Going out into the street and skipping school in protest for climate that’s what hundreds of students did this Friday in Lisbon. “This fight is up to everyone because it influences everyone’s future”, considered Dinis Costa, one of the spokespersons for the Student Climate Strike movement, as he marched, shouting for more renewable energy and the end of dependence on fossil fuels until the end of this decade. According to the Public Security Police (PSP), around 300 people were present at this Friday’s climate strike.
The demonstration of the Student Climate Strike in Lisbon started in Alameda, passed by Instituto Superior Técnico, Escola Secundária Filipa de Lencastre, Escola Secundária Rainha D. Leonor and ended at Escola Secundária Padre António Vieira. Students chanted and demanded an end to fossil fuels by 2030 and 100% renewable and affordable energy by 2025.
The scheduled time was not met, but that did not worry the organization of the Student Climate Strike. “These things never start on time”, confessed student Ideal Maia to PÚBLICO. At 10:30 am, crowds of students began to emerge towards Alameda, in Lisbon. First came the voices: “Let it go, I’m an activist and I’m going to change the world”. Then, around the corners, centers of various schools and colleges with posters on top began to appear. At 11 am, the march started.

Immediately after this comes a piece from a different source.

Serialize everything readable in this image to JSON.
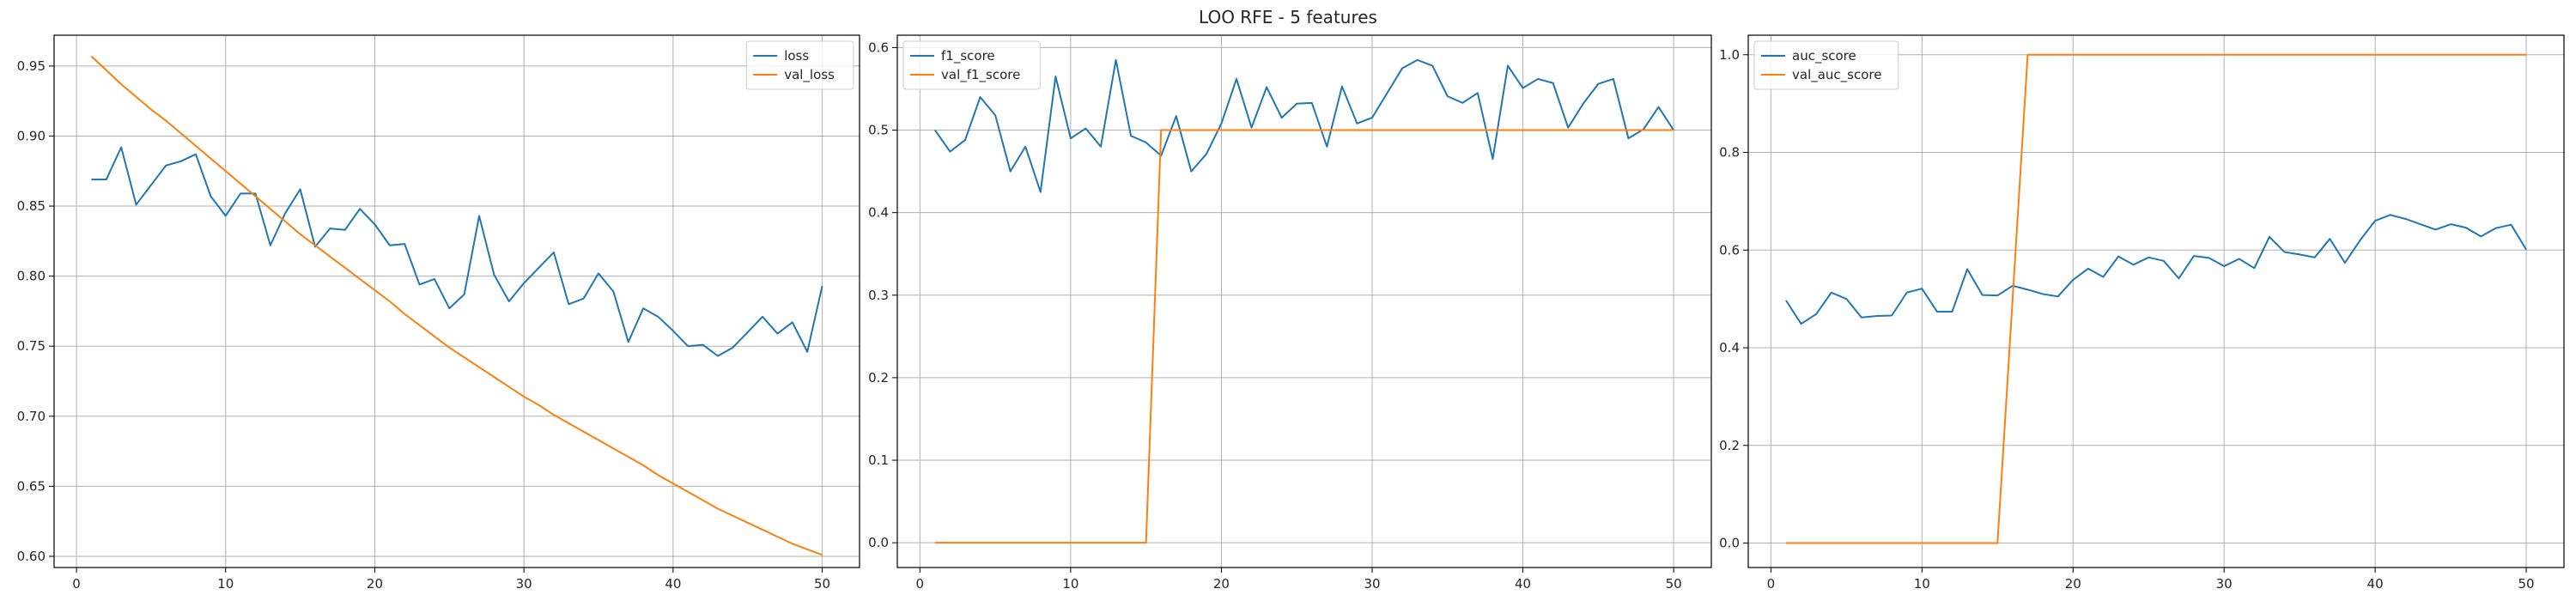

Ideal Maia is also one of the spokespersons for the movement. She is 21 years old and is a Physics student at the Faculty of Sciences of the University of Lisbon, but she doesn’t know for how long. She says she still hasn’t paid any tuition this year and will have to drop out of college, but she considers herself “lucky to still be able to turn on the heater”. She guarantees that, on April 26, school and university occupations will return, similar to what happened in November 2022. “We do not occupy because it is fun, but because the future for which the school prepares us no longer exists” , she confessed. “The government and companies leave us no choice.”
What Ideal and everyone who joins her wants is “to mobilize society to put an end to fossil fuels and for energy democracy”. Dinis Costa also hopes that more people will join “for an action” that will take place after the spring occupations, in an attempt to block the “main entrance” of fossil gas in Portugal: the liquefied natural gas terminal in the port of Sines, managed by REN.

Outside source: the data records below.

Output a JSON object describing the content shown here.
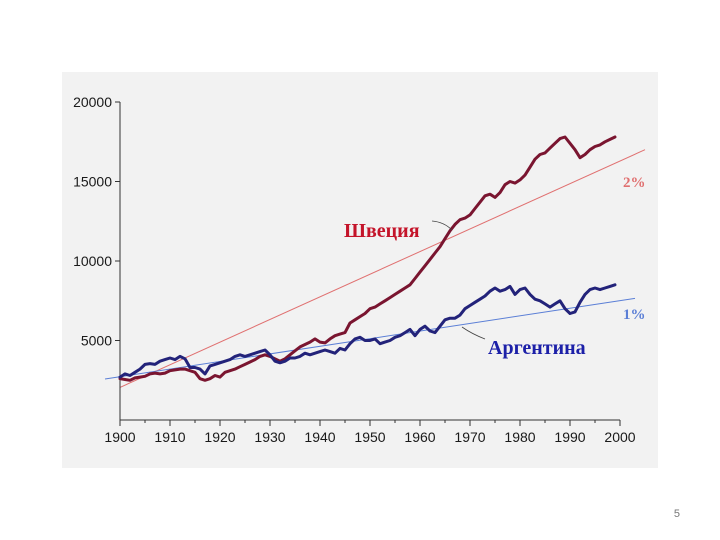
{
  "slide_number": "5",
  "chart_data": {
    "type": "line",
    "xlim": [
      1900,
      2000
    ],
    "ylim": [
      0,
      20000
    ],
    "x_ticks": [
      "1900",
      "1910",
      "1920",
      "1930",
      "1940",
      "1950",
      "1960",
      "1970",
      "1980",
      "1990",
      "2000"
    ],
    "y_ticks": [
      "5000",
      "10000",
      "15000",
      "20000"
    ],
    "grid": false,
    "series": [
      {
        "name": "Швеция",
        "color": "#7a1530",
        "label_color": "#c4142a",
        "x": [
          1900,
          1901,
          1902,
          1903,
          1904,
          1905,
          1906,
          1907,
          1908,
          1909,
          1910,
          1911,
          1912,
          1913,
          1914,
          1915,
          1916,
          1917,
          1918,
          1919,
          1920,
          1921,
          1922,
          1923,
          1924,
          1925,
          1926,
          1927,
          1928,
          1929,
          1930,
          1931,
          1932,
          1933,
          1934,
          1935,
          1936,
          1937,
          1938,
          1939,
          1940,
          1941,
          1942,
          1943,
          1944,
          1945,
          1946,
          1947,
          1948,
          1949,
          1950,
          1951,
          1952,
          1953,
          1954,
          1955,
          1956,
          1957,
          1958,
          1959,
          1960,
          1961,
          1962,
          1963,
          1964,
          1965,
          1966,
          1967,
          1968,
          1969,
          1970,
          1971,
          1972,
          1973,
          1974,
          1975,
          1976,
          1977,
          1978,
          1979,
          1980,
          1981,
          1982,
          1983,
          1984,
          1985,
          1986,
          1987,
          1988,
          1989,
          1990,
          1991,
          1992,
          1993,
          1994,
          1995,
          1996,
          1997,
          1998,
          1999
        ],
        "values": [
          2600,
          2550,
          2500,
          2650,
          2700,
          2750,
          2900,
          2950,
          2900,
          2950,
          3100,
          3150,
          3200,
          3200,
          3100,
          3000,
          2600,
          2500,
          2600,
          2800,
          2700,
          3000,
          3100,
          3200,
          3350,
          3500,
          3650,
          3800,
          4000,
          4100,
          4000,
          3850,
          3700,
          3850,
          4100,
          4350,
          4600,
          4750,
          4900,
          5100,
          4900,
          4850,
          5100,
          5300,
          5400,
          5500,
          6100,
          6300,
          6500,
          6700,
          7000,
          7100,
          7300,
          7500,
          7700,
          7900,
          8100,
          8300,
          8500,
          8900,
          9300,
          9700,
          10100,
          10500,
          10900,
          11400,
          11900,
          12300,
          12600,
          12700,
          12900,
          13300,
          13700,
          14100,
          14200,
          14000,
          14300,
          14800,
          15000,
          14900,
          15100,
          15400,
          15900,
          16400,
          16700,
          16800,
          17100,
          17400,
          17700,
          17800,
          17400,
          17000,
          16500,
          16700,
          17000,
          17200,
          17300,
          17500,
          17650,
          17800
        ]
      },
      {
        "name": "Аргентина",
        "color": "#23237a",
        "label_color": "#1c20a8",
        "x": [
          1900,
          1901,
          1902,
          1903,
          1904,
          1905,
          1906,
          1907,
          1908,
          1909,
          1910,
          1911,
          1912,
          1913,
          1914,
          1915,
          1916,
          1917,
          1918,
          1919,
          1920,
          1921,
          1922,
          1923,
          1924,
          1925,
          1926,
          1927,
          1928,
          1929,
          1930,
          1931,
          1932,
          1933,
          1934,
          1935,
          1936,
          1937,
          1938,
          1939,
          1940,
          1941,
          1942,
          1943,
          1944,
          1945,
          1946,
          1947,
          1948,
          1949,
          1950,
          1951,
          1952,
          1953,
          1954,
          1955,
          1956,
          1957,
          1958,
          1959,
          1960,
          1961,
          1962,
          1963,
          1964,
          1965,
          1966,
          1967,
          1968,
          1969,
          1970,
          1971,
          1972,
          1973,
          1974,
          1975,
          1976,
          1977,
          1978,
          1979,
          1980,
          1981,
          1982,
          1983,
          1984,
          1985,
          1986,
          1987,
          1988,
          1989,
          1990,
          1991,
          1992,
          1993,
          1994,
          1995,
          1996,
          1997,
          1998,
          1999
        ],
        "values": [
          2700,
          2900,
          2800,
          3000,
          3200,
          3500,
          3550,
          3500,
          3700,
          3800,
          3900,
          3800,
          4000,
          3850,
          3300,
          3300,
          3200,
          2900,
          3400,
          3500,
          3600,
          3700,
          3800,
          4000,
          4100,
          4000,
          4100,
          4200,
          4300,
          4400,
          4100,
          3700,
          3600,
          3700,
          3900,
          3900,
          4000,
          4200,
          4100,
          4200,
          4300,
          4400,
          4300,
          4200,
          4500,
          4400,
          4800,
          5100,
          5200,
          5000,
          5000,
          5100,
          4800,
          4900,
          5000,
          5200,
          5300,
          5500,
          5700,
          5300,
          5700,
          5900,
          5600,
          5500,
          5900,
          6300,
          6400,
          6400,
          6600,
          7000,
          7200,
          7400,
          7600,
          7800,
          8100,
          8300,
          8100,
          8200,
          8400,
          7900,
          8200,
          8300,
          7900,
          7600,
          7500,
          7300,
          7100,
          7300,
          7500,
          7000,
          6700,
          6800,
          7400,
          7900,
          8200,
          8300,
          8200,
          8300,
          8400,
          8500
        ]
      }
    ],
    "trend_lines": [
      {
        "label": "2%",
        "color": "#e07070",
        "x": [
          1900,
          2005
        ],
        "values": [
          2050,
          17000
        ]
      },
      {
        "label": "1%",
        "color": "#5b7fd6",
        "x": [
          1897,
          2003
        ],
        "values": [
          2580,
          7650
        ]
      }
    ]
  }
}
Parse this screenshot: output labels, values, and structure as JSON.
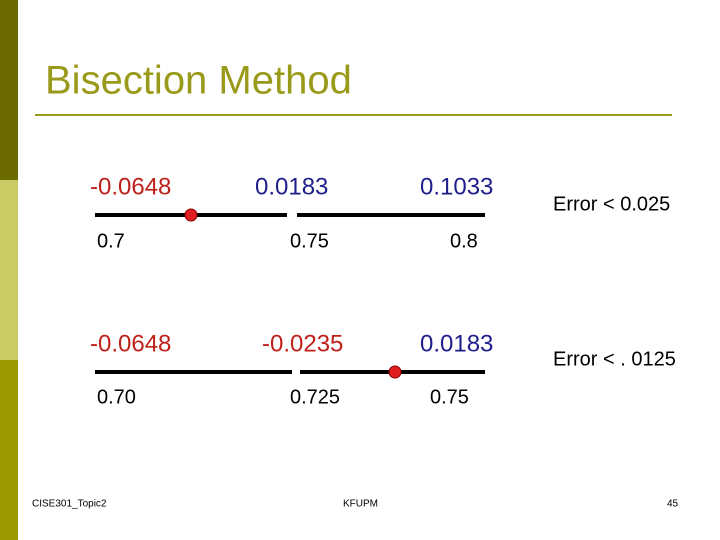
{
  "header": {
    "title": "Bisection Method"
  },
  "rows": [
    {
      "f_values": [
        "-0.0648",
        "0.0183",
        "0.1033"
      ],
      "x_values": [
        "0.7",
        "0.75",
        "0.8"
      ],
      "error": "Error < 0.025"
    },
    {
      "f_values": [
        "-0.0648",
        "-0.0235",
        "0.0183"
      ],
      "x_values": [
        "0.70",
        "0.725",
        "0.75"
      ],
      "error": "Error < . 0125"
    }
  ],
  "footer": {
    "left": "CISE301_Topic2",
    "center": "KFUPM",
    "page": "45"
  }
}
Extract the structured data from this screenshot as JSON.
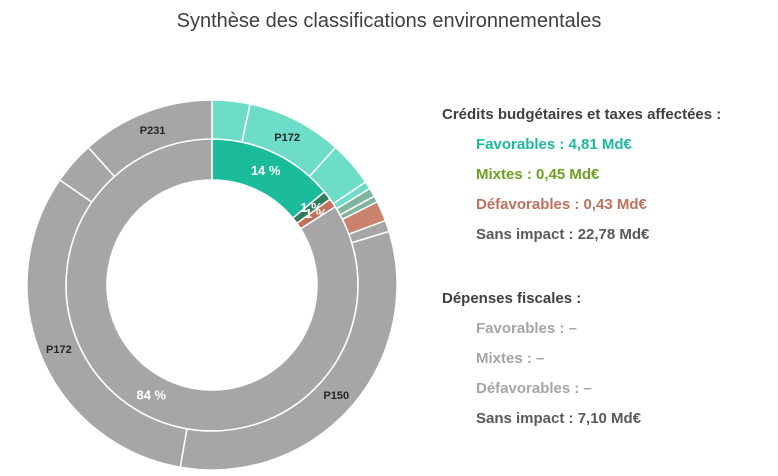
{
  "title": "Synthèse des classifications environnementales",
  "chart_data": {
    "type": "donut",
    "title": "Synthèse des classifications environnementales",
    "inner_ring": {
      "segments": [
        {
          "category": "Favorables",
          "value": 14,
          "label": "14 %",
          "color": "#1ABC9C"
        },
        {
          "category": "Mixtes",
          "value": 1,
          "label": "1 %",
          "color": "#2E7D5B"
        },
        {
          "category": "Défavorables",
          "value": 1,
          "label": "1 %",
          "color": "#C0715B"
        },
        {
          "category": "Sans impact",
          "value": 84,
          "label": "84 %",
          "color": "#A6A6A6"
        }
      ]
    },
    "outer_ring": {
      "segments": [
        {
          "category": "Favorables",
          "value": 3.0,
          "label": "",
          "color": "#6EDDC8"
        },
        {
          "category": "Favorables",
          "value": 7.6,
          "label": "P172",
          "color": "#6EDDC8"
        },
        {
          "category": "Favorables",
          "value": 3.6,
          "label": "",
          "color": "#6EDDC8"
        },
        {
          "category": "Favorables",
          "value": 0.6,
          "label": "",
          "color": "#6EDDC8"
        },
        {
          "category": "Mixtes",
          "value": 0.7,
          "label": "",
          "color": "#7FB59E"
        },
        {
          "category": "Mixtes",
          "value": 0.5,
          "label": "",
          "color": "#7FB59E"
        },
        {
          "category": "Défavorables",
          "value": 1.6,
          "label": "",
          "color": "#C9826C"
        },
        {
          "category": "Sans impact",
          "value": 0.9,
          "label": "",
          "color": "#A6A6A6"
        },
        {
          "category": "Sans impact",
          "value": 29.5,
          "label": "P150",
          "color": "#A6A6A6"
        },
        {
          "category": "Sans impact",
          "value": 29.0,
          "label": "P172",
          "color": "#A6A6A6"
        },
        {
          "category": "Sans impact",
          "value": 3.4,
          "label": "",
          "color": "#A6A6A6"
        },
        {
          "category": "Sans impact",
          "value": 10.6,
          "label": "P231",
          "color": "#A6A6A6"
        }
      ]
    }
  },
  "legend": {
    "credits_heading": "Crédits budgétaires et taxes affectées :",
    "credits": [
      {
        "text": "Favorables : 4,81 Md€",
        "color": "#1ABC9C"
      },
      {
        "text": "Mixtes : 0,45 Md€",
        "color": "#6FA021"
      },
      {
        "text": "Défavorables : 0,43 Md€",
        "color": "#C0715B"
      },
      {
        "text": "Sans impact : 22,78 Md€",
        "color": "#595959"
      }
    ],
    "fiscal_heading": "Dépenses fiscales :",
    "fiscal": [
      {
        "text": "Favorables : –",
        "color": "#A6A6A6"
      },
      {
        "text": "Mixtes : –",
        "color": "#A6A6A6"
      },
      {
        "text": "Défavorables : –",
        "color": "#A6A6A6"
      },
      {
        "text": "Sans impact : 7,10 Md€",
        "color": "#595959"
      }
    ]
  }
}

The aim is for this to be “the biggest act of civil resistance that a climate justice movement has ever staged in this country”. Sitting on the road in front of REN, on Avenida Estados Unidos da América, the demonstrators protested, spoke and appealed for more people to join this action on the “Stop Gas” platform, scheduled for 13 May.
During the strike, some party representatives appeared to support the student movement. Isabel Carmo, from PAN, underlined that the party is on the side of the “fight against climate change” and criticized that the Basic Climate Law was launched a year ago and “remains unregulated”, despite having “norms that are necessary and urgent”.

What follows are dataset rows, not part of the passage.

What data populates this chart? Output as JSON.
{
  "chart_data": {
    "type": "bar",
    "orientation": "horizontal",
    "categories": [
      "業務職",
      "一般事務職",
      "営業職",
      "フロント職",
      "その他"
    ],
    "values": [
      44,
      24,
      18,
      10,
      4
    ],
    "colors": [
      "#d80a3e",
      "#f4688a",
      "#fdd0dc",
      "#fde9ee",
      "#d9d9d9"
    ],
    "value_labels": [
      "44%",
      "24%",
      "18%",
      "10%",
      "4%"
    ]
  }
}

From the Bloco de Esquerda side, Pedro Filipe Soares says that these young people “are the adults in the room”. “They demand what we all should demand, but unfortunately the political powers don’t want to listen to them”. He also left criticisms of the Government which, he warns, “has allowed these large economic groups all the benefits in this context” and considers that “bolder policies” have been lacking.